Euphorbia characias with those Asphodels lurking in the background © Ian Green

Asphodels. Lovely plants with tall spires of white flowers with orange lines and anthers. Attractive to insects – the bees love them and Eastern Festoon butterflies are always visiting them. So why do I find myself beginning to dislike them! It’s the task of digging them up that does it. They tenaciously hang on to their spots between rocks and the great mass of tubers often erupts into pieces just as I bring it out. I am staggered by the sheer biomass both under the surface and on that these plants produce. I should say that we don’t live in a sea of asphodels but they are common and as the land we now garden was formerly goat-grazed albeit not heavily they thrived on it. But given free-rein now, they, and the wild Pyrus trees want to take over the world! The locals used to harvest it with more sympathy though, as it as widely used in this region as a food stuff. The tubers were eaten boiled or ground up to make a flour for breads. The ancient Greeks regarded them as the favourite food of the dead and planted them near graves.
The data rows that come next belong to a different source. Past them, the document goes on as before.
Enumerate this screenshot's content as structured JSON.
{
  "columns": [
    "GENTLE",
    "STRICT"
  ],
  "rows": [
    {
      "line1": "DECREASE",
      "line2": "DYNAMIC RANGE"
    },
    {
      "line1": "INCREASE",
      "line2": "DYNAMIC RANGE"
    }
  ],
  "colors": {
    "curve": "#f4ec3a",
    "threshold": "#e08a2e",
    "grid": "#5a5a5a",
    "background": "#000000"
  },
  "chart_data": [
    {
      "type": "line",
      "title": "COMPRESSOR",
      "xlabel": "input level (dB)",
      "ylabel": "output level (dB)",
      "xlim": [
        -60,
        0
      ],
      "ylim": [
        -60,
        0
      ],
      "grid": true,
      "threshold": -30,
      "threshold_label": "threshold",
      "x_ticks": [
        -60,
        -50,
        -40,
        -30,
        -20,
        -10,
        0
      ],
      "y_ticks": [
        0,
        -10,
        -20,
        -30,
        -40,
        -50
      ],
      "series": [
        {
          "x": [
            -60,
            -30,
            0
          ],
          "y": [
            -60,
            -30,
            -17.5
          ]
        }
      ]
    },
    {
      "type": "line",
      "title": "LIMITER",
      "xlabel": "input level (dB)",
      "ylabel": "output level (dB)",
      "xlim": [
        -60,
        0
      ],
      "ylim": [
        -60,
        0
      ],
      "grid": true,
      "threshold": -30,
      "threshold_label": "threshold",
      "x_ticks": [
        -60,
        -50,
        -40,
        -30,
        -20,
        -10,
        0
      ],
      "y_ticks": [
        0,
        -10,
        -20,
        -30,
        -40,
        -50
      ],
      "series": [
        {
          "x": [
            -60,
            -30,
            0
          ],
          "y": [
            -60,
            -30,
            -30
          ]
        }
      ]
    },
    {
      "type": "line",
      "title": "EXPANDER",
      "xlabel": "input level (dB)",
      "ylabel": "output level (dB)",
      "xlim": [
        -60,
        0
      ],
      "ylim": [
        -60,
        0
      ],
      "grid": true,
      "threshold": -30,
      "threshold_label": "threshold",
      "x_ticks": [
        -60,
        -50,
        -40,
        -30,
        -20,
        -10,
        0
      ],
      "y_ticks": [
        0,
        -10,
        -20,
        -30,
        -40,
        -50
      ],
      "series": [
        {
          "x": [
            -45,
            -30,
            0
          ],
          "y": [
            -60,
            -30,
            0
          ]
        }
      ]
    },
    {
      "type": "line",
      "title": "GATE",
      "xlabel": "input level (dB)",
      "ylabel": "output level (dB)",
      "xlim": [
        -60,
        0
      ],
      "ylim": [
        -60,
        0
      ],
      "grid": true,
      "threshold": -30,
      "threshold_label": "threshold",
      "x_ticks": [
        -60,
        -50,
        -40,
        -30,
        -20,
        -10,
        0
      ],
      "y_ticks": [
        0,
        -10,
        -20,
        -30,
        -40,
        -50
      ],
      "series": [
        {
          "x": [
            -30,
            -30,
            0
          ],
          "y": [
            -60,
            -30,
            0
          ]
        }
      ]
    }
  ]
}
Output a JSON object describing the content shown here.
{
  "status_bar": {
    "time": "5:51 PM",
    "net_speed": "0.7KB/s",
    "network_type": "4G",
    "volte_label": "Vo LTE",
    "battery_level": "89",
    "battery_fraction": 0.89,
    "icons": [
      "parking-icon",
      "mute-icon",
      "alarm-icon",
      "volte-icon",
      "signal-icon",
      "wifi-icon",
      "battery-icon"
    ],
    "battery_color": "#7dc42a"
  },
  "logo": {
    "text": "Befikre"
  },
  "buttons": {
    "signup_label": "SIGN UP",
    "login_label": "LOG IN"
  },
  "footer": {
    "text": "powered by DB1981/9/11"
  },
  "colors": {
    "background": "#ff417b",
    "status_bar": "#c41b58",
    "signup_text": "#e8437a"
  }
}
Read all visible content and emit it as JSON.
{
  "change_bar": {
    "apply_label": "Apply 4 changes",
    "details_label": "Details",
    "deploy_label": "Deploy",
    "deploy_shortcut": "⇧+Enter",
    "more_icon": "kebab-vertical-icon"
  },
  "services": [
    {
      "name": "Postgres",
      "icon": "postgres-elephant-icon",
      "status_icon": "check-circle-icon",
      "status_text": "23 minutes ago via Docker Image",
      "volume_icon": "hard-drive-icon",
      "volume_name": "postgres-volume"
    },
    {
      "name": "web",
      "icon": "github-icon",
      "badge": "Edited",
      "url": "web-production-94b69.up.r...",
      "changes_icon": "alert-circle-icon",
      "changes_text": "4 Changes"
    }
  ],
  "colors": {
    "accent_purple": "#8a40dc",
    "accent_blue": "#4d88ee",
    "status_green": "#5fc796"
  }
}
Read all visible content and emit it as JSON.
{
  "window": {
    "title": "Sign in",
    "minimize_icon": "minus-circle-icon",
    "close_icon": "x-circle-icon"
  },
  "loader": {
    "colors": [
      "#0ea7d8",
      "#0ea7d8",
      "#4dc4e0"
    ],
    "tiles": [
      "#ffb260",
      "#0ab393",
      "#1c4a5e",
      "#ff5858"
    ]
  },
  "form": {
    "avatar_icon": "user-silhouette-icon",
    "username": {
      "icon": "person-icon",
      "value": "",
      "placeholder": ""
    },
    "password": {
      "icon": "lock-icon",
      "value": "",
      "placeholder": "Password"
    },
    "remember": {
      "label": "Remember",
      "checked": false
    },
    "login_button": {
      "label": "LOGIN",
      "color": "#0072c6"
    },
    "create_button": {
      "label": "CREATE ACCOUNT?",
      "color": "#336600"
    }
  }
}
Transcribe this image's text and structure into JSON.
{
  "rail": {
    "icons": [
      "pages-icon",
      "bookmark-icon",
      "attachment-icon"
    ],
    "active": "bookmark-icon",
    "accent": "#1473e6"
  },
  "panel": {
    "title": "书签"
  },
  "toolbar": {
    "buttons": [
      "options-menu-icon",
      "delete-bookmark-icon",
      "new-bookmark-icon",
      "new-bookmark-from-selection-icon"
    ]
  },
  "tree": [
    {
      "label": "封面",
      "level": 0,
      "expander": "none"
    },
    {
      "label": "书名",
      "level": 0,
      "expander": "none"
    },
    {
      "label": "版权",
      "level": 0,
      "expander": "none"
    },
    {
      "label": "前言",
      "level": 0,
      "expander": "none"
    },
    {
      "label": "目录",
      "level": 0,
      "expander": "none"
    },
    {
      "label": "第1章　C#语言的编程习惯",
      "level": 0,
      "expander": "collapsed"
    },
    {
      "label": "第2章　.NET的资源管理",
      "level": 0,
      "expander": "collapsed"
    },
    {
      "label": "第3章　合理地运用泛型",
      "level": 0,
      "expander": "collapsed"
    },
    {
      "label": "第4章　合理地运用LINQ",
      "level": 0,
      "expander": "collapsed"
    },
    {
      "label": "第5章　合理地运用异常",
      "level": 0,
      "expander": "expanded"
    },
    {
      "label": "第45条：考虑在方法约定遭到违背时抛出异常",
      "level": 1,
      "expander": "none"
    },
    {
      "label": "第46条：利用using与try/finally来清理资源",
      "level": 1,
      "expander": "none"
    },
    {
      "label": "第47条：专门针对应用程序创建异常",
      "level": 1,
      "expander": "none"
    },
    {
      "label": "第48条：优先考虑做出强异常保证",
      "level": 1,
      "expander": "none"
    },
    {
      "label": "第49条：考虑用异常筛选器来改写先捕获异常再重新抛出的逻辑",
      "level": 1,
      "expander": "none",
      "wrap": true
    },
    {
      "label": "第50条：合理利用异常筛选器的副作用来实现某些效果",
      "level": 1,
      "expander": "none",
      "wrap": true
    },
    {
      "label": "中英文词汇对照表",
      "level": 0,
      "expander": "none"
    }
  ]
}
However the potato proved easier in the end though I wonder which produces more ‘crop’ in these dry terra rosa soils.

The Orchid season moves on. We’ve had lots of Orchis syriaca and Orchis anatolica in bloom recently and there’s now half a dozen species of bee orchid in flower with a new colony of the endemic Ophrys lycia noted just over the fence. Back in the days of Delforge I was always struggling to get to grips with the difference between Ophrys lyciensis andOphrys episcopalis but I see with the new Pederson treatment I need worry no longer, they are both subsumed within Ophrys fuciflora subspecies fuciflora. We found the Dense-flowered Orchid here this week for the first time too. There’s a large colony of Violet Limodores that will make a spectacular show next week if nothing gets to them first…

There’s now banks of Coronilla cretica and various Asteraceae making some areas a bright yellow. And dry ground has lots of lovely Venus Looking-glass in bloom. The poppies make a big splash of colour every morning until the bees or the wind knocks the petals off.

Bird migration has settled into a Tree Pipit and Common Whitethroat phase though there are still lots of Lesser Whitethroats too. Pictured here is an Ortolan Bunting which in a rainy day earlier in the week took shelter on the window sill less than a metre from where I am typing. Cretzschmar’s and Cirl Buntings have now moved in and looking for nesting sites around the garden, we’ll see if we can spot them this year! A highlight was two Great Spotted Cuckoos which nosily hung around for a couple of hours before melting off into the vast countryside here. Woodchat Shrike have now arrived and are looking for nest sites around the garden, there’s a large pile of prunings that has taken their eye. Also the first Masked Shrikes were in during the last couple of days, one of the Mediterranean’s most beautiful birds. Though Swallows have been passing through for a month the resident ones have just arrived – about the same time as the UK ones usually set up home! Red-rumped Swallows and House Martins are always in the air. Raptor migration is good in the autumn here but a trickle in spring. A few Common Buzzards and a number of European Sparrowhawks have been through in the last week but staring at the skies doesn’t produce much from the garden at this time though a female Montagu’s Harrier and White Stork went through together three days ago.